We, the audience, know that Arakawa lives with a young guy, Igarishi, though we don't hear his name (Ryûya Wakaba), but he is not out to anybody at work. Then outdsie a shopping mall Sakura sees Igarishi and Arakawa in the Volvo and their playfulness cannot be mistaken. Next we know after a shot showing the coach's hands-on coaching of Tatuya, Sakura has come into Arakawa's office and made her acusatory, envious little speech ending in the word "disgusting." We can assume she was jealous of this relationship between the coach and the boy from the start. After all, he's coaching Tatsuya for free. She no doubt wanted all the attention and thought to become a solo star.

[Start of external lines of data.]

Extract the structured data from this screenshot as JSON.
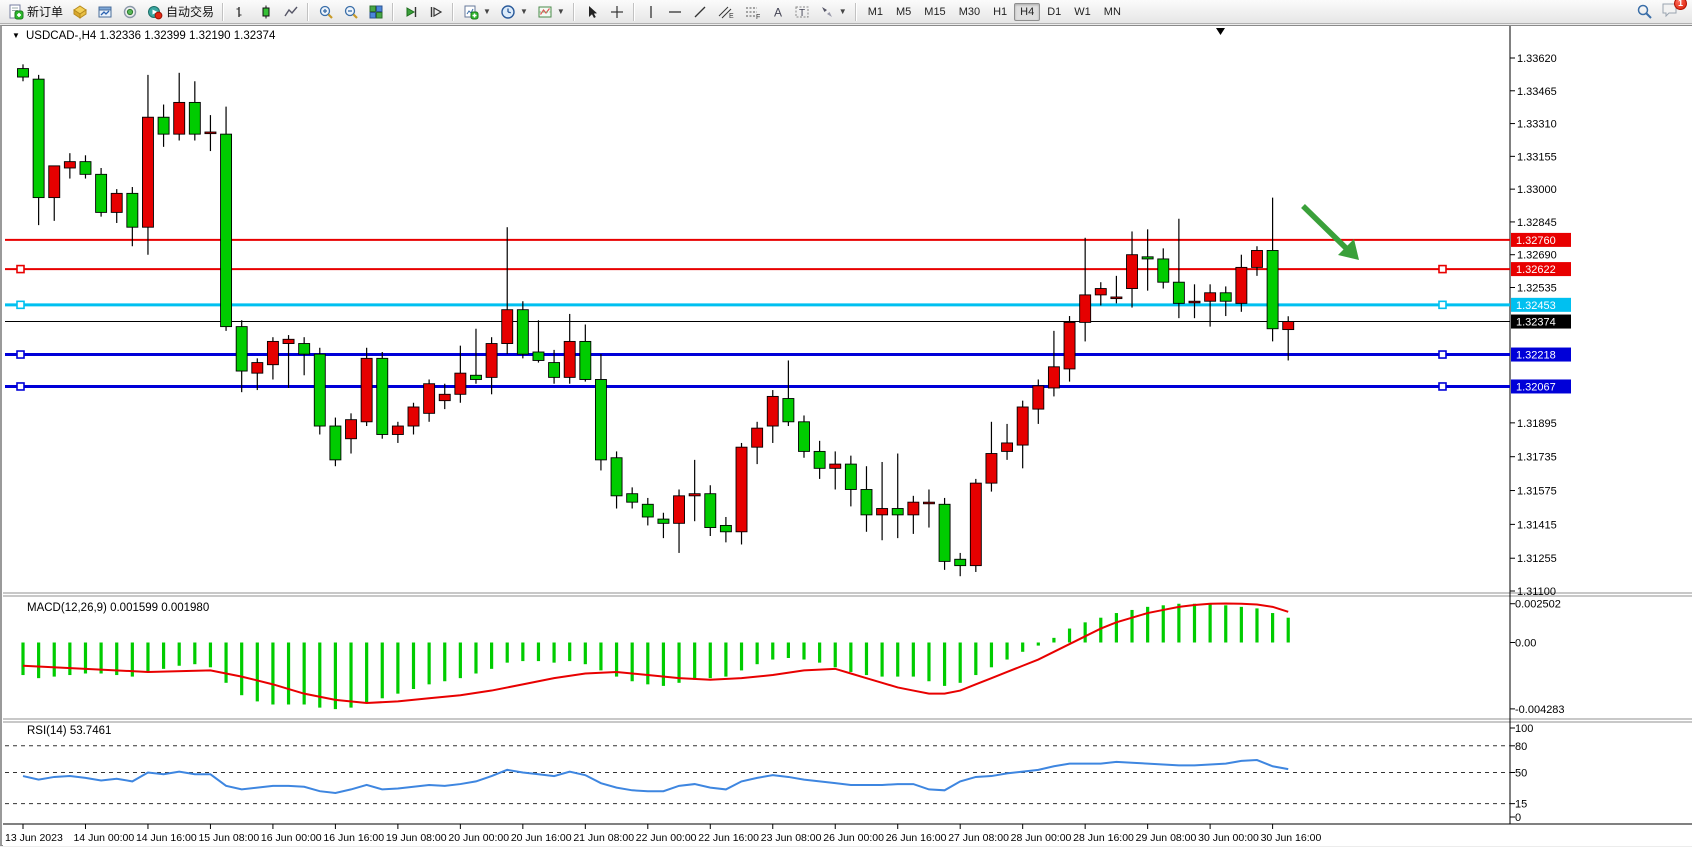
{
  "toolbar": {
    "new_order_label": "新订单",
    "autotrading_label": "自动交易",
    "timeframes": [
      "M1",
      "M5",
      "M15",
      "M30",
      "H1",
      "H4",
      "D1",
      "W1",
      "MN"
    ],
    "active_timeframe": "H4",
    "notification_count": "1"
  },
  "chart_data": {
    "type": "candlestick",
    "symbol": "USDCAD-,H4",
    "ohlc_display": "1.32336 1.32399 1.32190 1.32374",
    "bull_color": "#e60000",
    "bear_color": "#00cc00",
    "note": "red = bullish, green = bearish (Chinese convention)",
    "candles": [
      [
        1.3357,
        1.3359,
        1.3351,
        1.3353
      ],
      [
        1.3352,
        1.3354,
        1.3283,
        1.3296
      ],
      [
        1.3296,
        1.33,
        1.3285,
        1.3311
      ],
      [
        1.331,
        1.3317,
        1.3305,
        1.3313
      ],
      [
        1.3313,
        1.3316,
        1.3305,
        1.3307
      ],
      [
        1.3307,
        1.331,
        1.3287,
        1.3289
      ],
      [
        1.3289,
        1.33,
        1.3284,
        1.3298
      ],
      [
        1.3298,
        1.3301,
        1.3273,
        1.3282
      ],
      [
        1.3282,
        1.3354,
        1.3269,
        1.3334
      ],
      [
        1.3334,
        1.334,
        1.332,
        1.3326
      ],
      [
        1.3326,
        1.3355,
        1.3323,
        1.3341
      ],
      [
        1.3341,
        1.3351,
        1.3323,
        1.3326
      ],
      [
        1.3327,
        1.3335,
        1.3318,
        1.3327
      ],
      [
        1.3326,
        1.3339,
        1.3233,
        1.3235
      ],
      [
        1.3235,
        1.3238,
        1.3204,
        1.3214
      ],
      [
        1.3213,
        1.322,
        1.3205,
        1.3218
      ],
      [
        1.3217,
        1.323,
        1.321,
        1.3228
      ],
      [
        1.3227,
        1.3231,
        1.3206,
        1.3229
      ],
      [
        1.3227,
        1.323,
        1.3212,
        1.3222
      ],
      [
        1.3222,
        1.3225,
        1.3184,
        1.3188
      ],
      [
        1.3188,
        1.3192,
        1.3169,
        1.3172
      ],
      [
        1.3182,
        1.3194,
        1.3175,
        1.3191
      ],
      [
        1.319,
        1.3225,
        1.3188,
        1.322
      ],
      [
        1.322,
        1.3223,
        1.3182,
        1.3184
      ],
      [
        1.3184,
        1.319,
        1.318,
        1.3188
      ],
      [
        1.3188,
        1.3199,
        1.3184,
        1.3197
      ],
      [
        1.3194,
        1.321,
        1.319,
        1.3208
      ],
      [
        1.32,
        1.3208,
        1.3196,
        1.3203
      ],
      [
        1.3203,
        1.3226,
        1.3199,
        1.3213
      ],
      [
        1.3212,
        1.3234,
        1.3208,
        1.321
      ],
      [
        1.3211,
        1.323,
        1.3203,
        1.3227
      ],
      [
        1.3227,
        1.3282,
        1.3222,
        1.3243
      ],
      [
        1.3243,
        1.3247,
        1.322,
        1.3222
      ],
      [
        1.3223,
        1.3238,
        1.3218,
        1.3219
      ],
      [
        1.3218,
        1.3224,
        1.3208,
        1.3211
      ],
      [
        1.3211,
        1.3241,
        1.3208,
        1.3228
      ],
      [
        1.3228,
        1.3236,
        1.3209,
        1.321
      ],
      [
        1.321,
        1.3222,
        1.3167,
        1.3172
      ],
      [
        1.3173,
        1.3176,
        1.3149,
        1.3155
      ],
      [
        1.3156,
        1.3159,
        1.3149,
        1.3152
      ],
      [
        1.3151,
        1.3154,
        1.3141,
        1.3145
      ],
      [
        1.3144,
        1.3147,
        1.3135,
        1.3142
      ],
      [
        1.3142,
        1.3158,
        1.3128,
        1.3155
      ],
      [
        1.3155,
        1.3172,
        1.3143,
        1.3156
      ],
      [
        1.3156,
        1.316,
        1.3136,
        1.314
      ],
      [
        1.3141,
        1.3145,
        1.3133,
        1.3138
      ],
      [
        1.3138,
        1.318,
        1.3132,
        1.3178
      ],
      [
        1.3178,
        1.319,
        1.317,
        1.3187
      ],
      [
        1.3188,
        1.3205,
        1.318,
        1.3202
      ],
      [
        1.3201,
        1.3219,
        1.3188,
        1.319
      ],
      [
        1.319,
        1.3193,
        1.3173,
        1.3176
      ],
      [
        1.3176,
        1.3181,
        1.3163,
        1.3168
      ],
      [
        1.3168,
        1.3176,
        1.3158,
        1.317
      ],
      [
        1.317,
        1.3174,
        1.315,
        1.3158
      ],
      [
        1.3158,
        1.3169,
        1.3138,
        1.3146
      ],
      [
        1.3146,
        1.3171,
        1.3134,
        1.3149
      ],
      [
        1.3149,
        1.3175,
        1.3135,
        1.3146
      ],
      [
        1.3146,
        1.3155,
        1.3137,
        1.3152
      ],
      [
        1.3152,
        1.3158,
        1.314,
        1.3152
      ],
      [
        1.3151,
        1.3154,
        1.312,
        1.3124
      ],
      [
        1.3125,
        1.3128,
        1.3117,
        1.3122
      ],
      [
        1.3122,
        1.3163,
        1.3119,
        1.3161
      ],
      [
        1.3161,
        1.319,
        1.3157,
        1.3175
      ],
      [
        1.3176,
        1.3189,
        1.3172,
        1.318
      ],
      [
        1.3179,
        1.32,
        1.3168,
        1.3197
      ],
      [
        1.3196,
        1.321,
        1.3189,
        1.3207
      ],
      [
        1.3206,
        1.3233,
        1.3202,
        1.3216
      ],
      [
        1.3215,
        1.324,
        1.3209,
        1.3237
      ],
      [
        1.3237,
        1.3277,
        1.3228,
        1.325
      ],
      [
        1.325,
        1.3256,
        1.3245,
        1.3253
      ],
      [
        1.3249,
        1.3259,
        1.3246,
        1.3249
      ],
      [
        1.3253,
        1.328,
        1.3244,
        1.3269
      ],
      [
        1.3268,
        1.3281,
        1.3252,
        1.3267
      ],
      [
        1.3267,
        1.3272,
        1.3253,
        1.3256
      ],
      [
        1.3256,
        1.3286,
        1.3239,
        1.3246
      ],
      [
        1.3247,
        1.3255,
        1.3239,
        1.3247
      ],
      [
        1.3247,
        1.3255,
        1.3235,
        1.3251
      ],
      [
        1.3251,
        1.3254,
        1.324,
        1.3247
      ],
      [
        1.3246,
        1.3269,
        1.3242,
        1.3263
      ],
      [
        1.3263,
        1.3273,
        1.3259,
        1.3271
      ],
      [
        1.3271,
        1.3296,
        1.3228,
        1.3234
      ],
      [
        1.32336,
        1.32399,
        1.3219,
        1.32374
      ]
    ],
    "price_axis_labels": [
      "1.33620",
      "1.33465",
      "1.33310",
      "1.33155",
      "1.33000",
      "1.32845",
      "1.32690",
      "1.32535",
      "1.31895",
      "1.31735",
      "1.31575",
      "1.31415",
      "1.31255",
      "1.31100"
    ],
    "price_range": [
      1.311,
      1.3362
    ],
    "current_price": {
      "value": 1.32374,
      "label": "1.32374",
      "color": "#000000"
    },
    "hlines": [
      {
        "price": 1.3276,
        "label": "1.32760",
        "color": "#e80000",
        "width": 2,
        "handles": false
      },
      {
        "price": 1.32622,
        "label": "1.32622",
        "color": "#e80000",
        "width": 2,
        "handles": true
      },
      {
        "price": 1.32453,
        "label": "1.32453",
        "color": "#00c0f0",
        "width": 3,
        "handles": true
      },
      {
        "price": 1.32218,
        "label": "1.32218",
        "color": "#0000d8",
        "width": 3,
        "handles": true
      },
      {
        "price": 1.32067,
        "label": "1.32067",
        "color": "#0000d8",
        "width": 3,
        "handles": true
      }
    ],
    "time_labels": [
      "13 Jun 2023",
      "14 Jun 00:00",
      "14 Jun 16:00",
      "15 Jun 08:00",
      "16 Jun 00:00",
      "16 Jun 16:00",
      "19 Jun 08:00",
      "20 Jun 00:00",
      "20 Jun 16:00",
      "21 Jun 08:00",
      "22 Jun 00:00",
      "22 Jun 16:00",
      "23 Jun 08:00",
      "26 Jun 00:00",
      "26 Jun 16:00",
      "27 Jun 08:00",
      "28 Jun 00:00",
      "28 Jun 16:00",
      "29 Jun 08:00",
      "30 Jun 00:00",
      "30 Jun 16:00"
    ],
    "macd": {
      "label": "MACD(12,26,9) 0.001599 0.001980",
      "axis_labels": [
        "0.002502",
        "0.00",
        "-0.004283"
      ],
      "axis_values": [
        0.002502,
        0.0,
        -0.004283
      ],
      "hist_color": "#00cc00",
      "signal_color": "#e80000",
      "values": [
        -0.0021,
        -0.0023,
        -0.0022,
        -0.0021,
        -0.002,
        -0.002,
        -0.0021,
        -0.0022,
        -0.0019,
        -0.0017,
        -0.0015,
        -0.0014,
        -0.0016,
        -0.0026,
        -0.0034,
        -0.0038,
        -0.004,
        -0.004,
        -0.004,
        -0.0042,
        -0.0043,
        -0.0042,
        -0.0039,
        -0.0036,
        -0.0033,
        -0.003,
        -0.0027,
        -0.0025,
        -0.0023,
        -0.002,
        -0.0017,
        -0.0013,
        -0.0012,
        -0.0012,
        -0.0013,
        -0.0012,
        -0.0014,
        -0.0018,
        -0.0022,
        -0.0025,
        -0.0027,
        -0.0028,
        -0.0026,
        -0.0024,
        -0.0023,
        -0.0022,
        -0.0018,
        -0.0014,
        -0.0011,
        -0.001,
        -0.0011,
        -0.0013,
        -0.0016,
        -0.0019,
        -0.0021,
        -0.0022,
        -0.0022,
        -0.0022,
        -0.0025,
        -0.0028,
        -0.0026,
        -0.0021,
        -0.0016,
        -0.0011,
        -0.0006,
        -0.0002,
        0.0003,
        0.0009,
        0.0013,
        0.0016,
        0.0019,
        0.0021,
        0.0023,
        0.0024,
        0.0025,
        0.0025,
        0.0025,
        0.0024,
        0.0023,
        0.0022,
        0.0019,
        0.0016
      ],
      "signal_points": [
        [
          0,
          -0.0015
        ],
        [
          4,
          -0.0017
        ],
        [
          8,
          -0.0019
        ],
        [
          12,
          -0.0018
        ],
        [
          14,
          -0.0022
        ],
        [
          16,
          -0.0027
        ],
        [
          18,
          -0.0033
        ],
        [
          20,
          -0.0037
        ],
        [
          22,
          -0.0039
        ],
        [
          24,
          -0.0038
        ],
        [
          26,
          -0.0036
        ],
        [
          28,
          -0.0034
        ],
        [
          30,
          -0.0031
        ],
        [
          32,
          -0.0027
        ],
        [
          34,
          -0.0023
        ],
        [
          36,
          -0.002
        ],
        [
          38,
          -0.0019
        ],
        [
          40,
          -0.0021
        ],
        [
          42,
          -0.0023
        ],
        [
          44,
          -0.0024
        ],
        [
          46,
          -0.0023
        ],
        [
          48,
          -0.0021
        ],
        [
          50,
          -0.0018
        ],
        [
          52,
          -0.0017
        ],
        [
          53,
          -0.002
        ],
        [
          54,
          -0.0023
        ],
        [
          55,
          -0.0026
        ],
        [
          56,
          -0.0029
        ],
        [
          57,
          -0.0031
        ],
        [
          58,
          -0.0033
        ],
        [
          59,
          -0.0033
        ],
        [
          60,
          -0.0031
        ],
        [
          61,
          -0.0027
        ],
        [
          62,
          -0.0023
        ],
        [
          63,
          -0.0019
        ],
        [
          64,
          -0.0015
        ],
        [
          65,
          -0.0011
        ],
        [
          66,
          -0.0006
        ],
        [
          67,
          -0.0001
        ],
        [
          68,
          0.0004
        ],
        [
          69,
          0.0009
        ],
        [
          70,
          0.0013
        ],
        [
          71,
          0.0016
        ],
        [
          72,
          0.0019
        ],
        [
          73,
          0.0021
        ],
        [
          74,
          0.0023
        ],
        [
          75,
          0.00242
        ],
        [
          76,
          0.0025
        ],
        [
          77,
          0.00252
        ],
        [
          78,
          0.0025
        ],
        [
          79,
          0.00245
        ],
        [
          80,
          0.0023
        ],
        [
          81,
          0.00198
        ]
      ]
    },
    "rsi": {
      "label": "RSI(14) 53.7461",
      "line_color": "#3e86e0",
      "axis_labels": [
        "100",
        "80",
        "50",
        "15",
        "0"
      ],
      "axis_values": [
        100,
        80,
        50,
        15,
        0
      ],
      "dashed_levels": [
        80,
        50,
        15
      ],
      "values": [
        46,
        42,
        45,
        46,
        44,
        41,
        43,
        40,
        50,
        48,
        51,
        48,
        48,
        35,
        31,
        33,
        35,
        35,
        34,
        29,
        27,
        31,
        36,
        31,
        32,
        34,
        36,
        35,
        37,
        40,
        46,
        53,
        50,
        48,
        46,
        51,
        47,
        38,
        33,
        30,
        29,
        29,
        35,
        37,
        33,
        31,
        40,
        44,
        47,
        45,
        42,
        40,
        38,
        36,
        36,
        36,
        37,
        37,
        31,
        30,
        40,
        45,
        46,
        49,
        51,
        53,
        57,
        60,
        60,
        60,
        62,
        61,
        60,
        59,
        58,
        58,
        59,
        60,
        63,
        64,
        57,
        53.75
      ]
    },
    "annotation_arrow": {
      "color": "#3aa03a",
      "from_xy": [
        1301,
        205
      ],
      "to_xy": [
        1346,
        249
      ]
    }
  }
}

Soon after Sakura's little homophobic speech things decline rapidly. No competitions, no partnering with Tatuya, and a return for him to hockey. Arakawa has no more coaching work here at all, and Igarishi has to stay so it's over between them. Pretty drastic.

You have to hand it to Okuyama for drawing this tragedy in as soft, muted colors as everything else. (It's been noted there is a bit too much of Debusy's "Clair de lune.") Arakawa and Tatsuya have an unplanned warm weather trip back to the lake, and throw a baseball back and forth. Coach tells the boy he's not bad, affirms that he is leaving and isn't coming back. What does the boy say to the girl when they meet on the road later on? What can he say? Sadly, his stammer is as bad as ever. But this is, in its arm's-length way, an understanding and affirmative portrait of this shy, persietent, enthusiastic boy in search of a passion. He will find it.
A very distinctive little film, with a tougher bite than you might expect. The director's debut won a number of awards and was in Japan Cuts 2019.

My Sunshine 『ぼくのお日さま』 (Boku No Ohisama), 100 mins., debuted in Un Certain Regard at Cannes and at many other festivals including Sydney, Taipei, Melbourne, Toronto, and Busan. It was screened for this review as part of the Jul. 10-20, 2025 Japan Cuts.